When we were just a beginner if anyone asked us to generate this sequence up to nth values, we used to give a big smile and wrote the code using a for loop, right? We all know the way, so let’s skip it too. After a while, we learned about recursion and used recursion to generate the sequence like this,
public static List<Integer> recursiveFibonacci(int position){
if(position == 1)
return Arrays.asList(1);
if(position == 2)
return Arrays.asList(1, 1);
List<Integer> previousSequence = recursiveFibonacci(position - 1);
List<Integer> newSequence = new ArrayList<Integer>(previousSequence);
newSequence.add(previousSequence.get(previousSequence.size() - 1) +
previousSequence.get(previousSequence.size() - 2));
return newSequence;
}
Here we are using lists and modifying it right? But what if we want to do the same task without modifying any object that means by maintaining immutability? In my previous post, I showed a demo of Stream in Java. Let's have a look at another demo of it.

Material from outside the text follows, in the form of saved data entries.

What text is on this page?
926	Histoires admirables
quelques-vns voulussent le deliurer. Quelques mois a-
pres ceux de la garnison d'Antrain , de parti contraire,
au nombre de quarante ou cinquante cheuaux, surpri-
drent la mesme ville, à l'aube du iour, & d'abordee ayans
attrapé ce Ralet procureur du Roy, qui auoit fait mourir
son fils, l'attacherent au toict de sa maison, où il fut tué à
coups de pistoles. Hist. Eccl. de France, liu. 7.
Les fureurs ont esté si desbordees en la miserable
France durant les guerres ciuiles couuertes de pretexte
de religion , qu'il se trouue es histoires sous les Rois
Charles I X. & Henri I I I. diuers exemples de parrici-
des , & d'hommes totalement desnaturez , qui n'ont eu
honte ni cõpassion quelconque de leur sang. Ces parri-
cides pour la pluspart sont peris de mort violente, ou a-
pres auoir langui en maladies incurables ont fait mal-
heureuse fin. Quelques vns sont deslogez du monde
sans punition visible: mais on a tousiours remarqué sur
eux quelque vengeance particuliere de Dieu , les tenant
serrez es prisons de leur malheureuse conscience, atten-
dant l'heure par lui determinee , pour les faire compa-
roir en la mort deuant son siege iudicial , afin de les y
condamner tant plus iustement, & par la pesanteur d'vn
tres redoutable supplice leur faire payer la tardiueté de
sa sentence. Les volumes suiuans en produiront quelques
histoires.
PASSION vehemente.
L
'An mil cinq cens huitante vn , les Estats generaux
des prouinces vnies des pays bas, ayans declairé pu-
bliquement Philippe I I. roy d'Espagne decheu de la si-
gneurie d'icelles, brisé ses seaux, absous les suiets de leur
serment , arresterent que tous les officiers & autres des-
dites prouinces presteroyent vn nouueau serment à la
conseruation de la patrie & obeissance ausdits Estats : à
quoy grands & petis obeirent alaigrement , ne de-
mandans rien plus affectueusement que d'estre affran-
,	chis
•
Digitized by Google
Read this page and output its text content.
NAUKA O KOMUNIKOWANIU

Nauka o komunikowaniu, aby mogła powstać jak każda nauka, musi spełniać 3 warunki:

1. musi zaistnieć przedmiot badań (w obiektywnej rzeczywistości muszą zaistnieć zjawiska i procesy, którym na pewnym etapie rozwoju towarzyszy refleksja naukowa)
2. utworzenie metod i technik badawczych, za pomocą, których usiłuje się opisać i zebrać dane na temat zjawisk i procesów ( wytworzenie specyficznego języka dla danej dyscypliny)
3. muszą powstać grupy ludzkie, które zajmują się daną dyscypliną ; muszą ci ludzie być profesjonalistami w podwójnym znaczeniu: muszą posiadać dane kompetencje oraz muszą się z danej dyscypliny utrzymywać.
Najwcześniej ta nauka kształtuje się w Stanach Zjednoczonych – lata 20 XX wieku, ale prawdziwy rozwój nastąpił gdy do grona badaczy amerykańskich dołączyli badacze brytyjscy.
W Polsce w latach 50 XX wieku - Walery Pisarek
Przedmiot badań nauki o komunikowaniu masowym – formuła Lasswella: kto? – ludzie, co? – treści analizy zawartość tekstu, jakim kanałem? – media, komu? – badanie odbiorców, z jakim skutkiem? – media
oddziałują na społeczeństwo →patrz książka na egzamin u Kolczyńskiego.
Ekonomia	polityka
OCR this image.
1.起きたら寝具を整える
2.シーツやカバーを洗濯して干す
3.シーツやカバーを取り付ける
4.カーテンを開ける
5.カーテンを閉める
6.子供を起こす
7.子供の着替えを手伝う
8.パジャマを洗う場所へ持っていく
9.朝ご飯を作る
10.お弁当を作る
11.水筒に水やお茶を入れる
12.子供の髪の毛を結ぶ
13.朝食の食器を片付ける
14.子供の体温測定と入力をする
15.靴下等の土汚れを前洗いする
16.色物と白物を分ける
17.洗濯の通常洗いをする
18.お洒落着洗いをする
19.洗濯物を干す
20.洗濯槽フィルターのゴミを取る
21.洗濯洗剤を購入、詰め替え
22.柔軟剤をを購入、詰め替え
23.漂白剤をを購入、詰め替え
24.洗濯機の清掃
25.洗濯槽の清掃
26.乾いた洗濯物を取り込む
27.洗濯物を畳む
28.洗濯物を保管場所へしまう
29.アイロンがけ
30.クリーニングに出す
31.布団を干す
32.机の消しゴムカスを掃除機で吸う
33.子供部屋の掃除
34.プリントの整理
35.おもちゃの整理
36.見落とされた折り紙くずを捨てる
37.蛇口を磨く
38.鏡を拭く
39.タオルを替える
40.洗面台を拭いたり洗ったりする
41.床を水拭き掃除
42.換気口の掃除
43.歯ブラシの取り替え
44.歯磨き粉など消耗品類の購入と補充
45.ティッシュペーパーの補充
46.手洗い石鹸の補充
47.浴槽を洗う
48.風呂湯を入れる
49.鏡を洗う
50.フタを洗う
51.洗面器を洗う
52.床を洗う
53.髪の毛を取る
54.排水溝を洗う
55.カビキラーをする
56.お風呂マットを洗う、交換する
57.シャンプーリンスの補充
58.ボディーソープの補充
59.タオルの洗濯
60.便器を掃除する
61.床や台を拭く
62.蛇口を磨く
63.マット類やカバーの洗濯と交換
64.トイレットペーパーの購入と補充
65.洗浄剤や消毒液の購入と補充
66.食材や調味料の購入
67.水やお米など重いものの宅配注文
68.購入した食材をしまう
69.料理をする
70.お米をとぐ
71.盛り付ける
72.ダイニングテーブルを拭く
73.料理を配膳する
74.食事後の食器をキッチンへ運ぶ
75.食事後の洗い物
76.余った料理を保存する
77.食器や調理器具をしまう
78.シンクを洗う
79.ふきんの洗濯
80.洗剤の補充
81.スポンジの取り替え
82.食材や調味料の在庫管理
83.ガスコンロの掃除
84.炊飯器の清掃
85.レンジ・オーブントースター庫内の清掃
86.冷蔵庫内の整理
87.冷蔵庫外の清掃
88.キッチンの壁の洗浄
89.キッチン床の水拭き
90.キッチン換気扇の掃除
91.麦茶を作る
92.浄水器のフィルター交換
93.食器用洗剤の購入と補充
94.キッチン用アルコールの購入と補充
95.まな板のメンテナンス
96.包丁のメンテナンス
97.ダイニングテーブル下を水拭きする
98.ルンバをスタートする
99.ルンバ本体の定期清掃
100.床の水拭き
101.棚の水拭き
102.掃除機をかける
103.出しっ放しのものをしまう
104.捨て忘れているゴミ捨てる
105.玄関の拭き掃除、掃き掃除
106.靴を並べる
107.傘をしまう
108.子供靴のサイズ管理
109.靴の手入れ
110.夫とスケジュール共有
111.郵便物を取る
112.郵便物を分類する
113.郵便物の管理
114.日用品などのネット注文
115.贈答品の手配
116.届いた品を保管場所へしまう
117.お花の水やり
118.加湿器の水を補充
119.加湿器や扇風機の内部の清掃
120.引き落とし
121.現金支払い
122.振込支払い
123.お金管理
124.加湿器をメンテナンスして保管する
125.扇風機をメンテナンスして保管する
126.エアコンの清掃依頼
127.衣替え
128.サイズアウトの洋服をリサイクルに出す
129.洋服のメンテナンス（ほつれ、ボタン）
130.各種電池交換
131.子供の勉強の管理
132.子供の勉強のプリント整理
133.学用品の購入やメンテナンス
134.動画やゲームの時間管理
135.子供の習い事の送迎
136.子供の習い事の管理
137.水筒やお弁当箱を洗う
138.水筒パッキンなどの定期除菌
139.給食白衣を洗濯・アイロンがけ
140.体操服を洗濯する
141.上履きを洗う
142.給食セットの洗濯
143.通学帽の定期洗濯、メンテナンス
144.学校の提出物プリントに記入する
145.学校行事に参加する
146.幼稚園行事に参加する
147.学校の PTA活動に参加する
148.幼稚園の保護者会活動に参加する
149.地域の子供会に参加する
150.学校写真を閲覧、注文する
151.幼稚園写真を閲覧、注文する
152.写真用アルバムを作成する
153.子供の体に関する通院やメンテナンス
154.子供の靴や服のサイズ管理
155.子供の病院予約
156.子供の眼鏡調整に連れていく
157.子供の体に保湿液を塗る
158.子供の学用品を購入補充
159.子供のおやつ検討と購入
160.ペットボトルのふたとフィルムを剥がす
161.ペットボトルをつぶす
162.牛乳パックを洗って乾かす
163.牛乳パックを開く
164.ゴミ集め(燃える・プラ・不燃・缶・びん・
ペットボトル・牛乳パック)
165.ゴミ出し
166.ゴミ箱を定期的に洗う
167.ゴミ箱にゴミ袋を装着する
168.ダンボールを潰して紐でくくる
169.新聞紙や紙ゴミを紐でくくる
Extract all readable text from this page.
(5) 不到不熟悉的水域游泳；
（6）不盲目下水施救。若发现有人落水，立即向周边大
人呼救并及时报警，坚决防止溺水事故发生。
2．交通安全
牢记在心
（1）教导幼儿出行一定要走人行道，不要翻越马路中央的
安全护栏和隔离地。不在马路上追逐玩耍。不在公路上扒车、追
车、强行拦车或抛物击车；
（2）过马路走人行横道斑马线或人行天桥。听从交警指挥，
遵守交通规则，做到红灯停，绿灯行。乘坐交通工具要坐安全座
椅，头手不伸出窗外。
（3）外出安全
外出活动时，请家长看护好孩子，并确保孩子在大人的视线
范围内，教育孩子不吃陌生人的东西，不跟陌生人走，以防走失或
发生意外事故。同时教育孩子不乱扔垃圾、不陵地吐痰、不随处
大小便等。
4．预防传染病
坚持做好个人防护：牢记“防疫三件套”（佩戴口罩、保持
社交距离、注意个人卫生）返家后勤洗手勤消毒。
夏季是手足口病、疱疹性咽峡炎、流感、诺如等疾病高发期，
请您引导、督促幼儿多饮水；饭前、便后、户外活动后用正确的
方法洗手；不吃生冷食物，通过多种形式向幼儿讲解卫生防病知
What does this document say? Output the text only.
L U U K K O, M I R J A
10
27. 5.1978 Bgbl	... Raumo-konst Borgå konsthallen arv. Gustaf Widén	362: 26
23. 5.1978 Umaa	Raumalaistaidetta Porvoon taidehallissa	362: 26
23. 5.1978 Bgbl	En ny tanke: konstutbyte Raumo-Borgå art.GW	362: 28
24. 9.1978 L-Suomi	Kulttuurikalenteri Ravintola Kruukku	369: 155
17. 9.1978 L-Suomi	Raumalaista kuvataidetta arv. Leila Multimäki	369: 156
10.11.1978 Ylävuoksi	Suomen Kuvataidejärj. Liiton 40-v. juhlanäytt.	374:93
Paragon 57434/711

public static List<Integer> immutableFibonacci(int position){
return Stream.iterate(
new int[]{1, 1}, e -> new int[]{e[1], e[0] + e[1]})
.map(e -> e[0])
.limit(position)
.collect(Collectors.toList());
}
One liner right? ;) Honestly, I never even thought about doing this with one line of code.
Immutability is a mandatory part of functional programming. Is Java functional? Java 8 supports functional programming basically.
How would this code look like in a functional language like Scala?
def immutableFibonacci(position: Int) = {
(0 to position-1).foldLeft(List(1,1)) {
(list, i) => list:::List(list.last + list.init.last)
}.take(position)
}
But Scala also supports imperative programming, right? So what about a purely functional language like Erlang? Run this code ;)
tl(lists:reverse( lists:foldl(
fun(N, ListF) -> [hd(tl(ListF)) + hd(ListF)] ++ ListF end,
[1, 0],
lists:seq(0, position-2))
)).
Thanks for reading this. Here is a bonus code of Python for the same purpose.
reduce(lambda sequence, _: sequence + [sequence[-1] + sequence[-2]],
range(position - 1), [1, 1])[:position]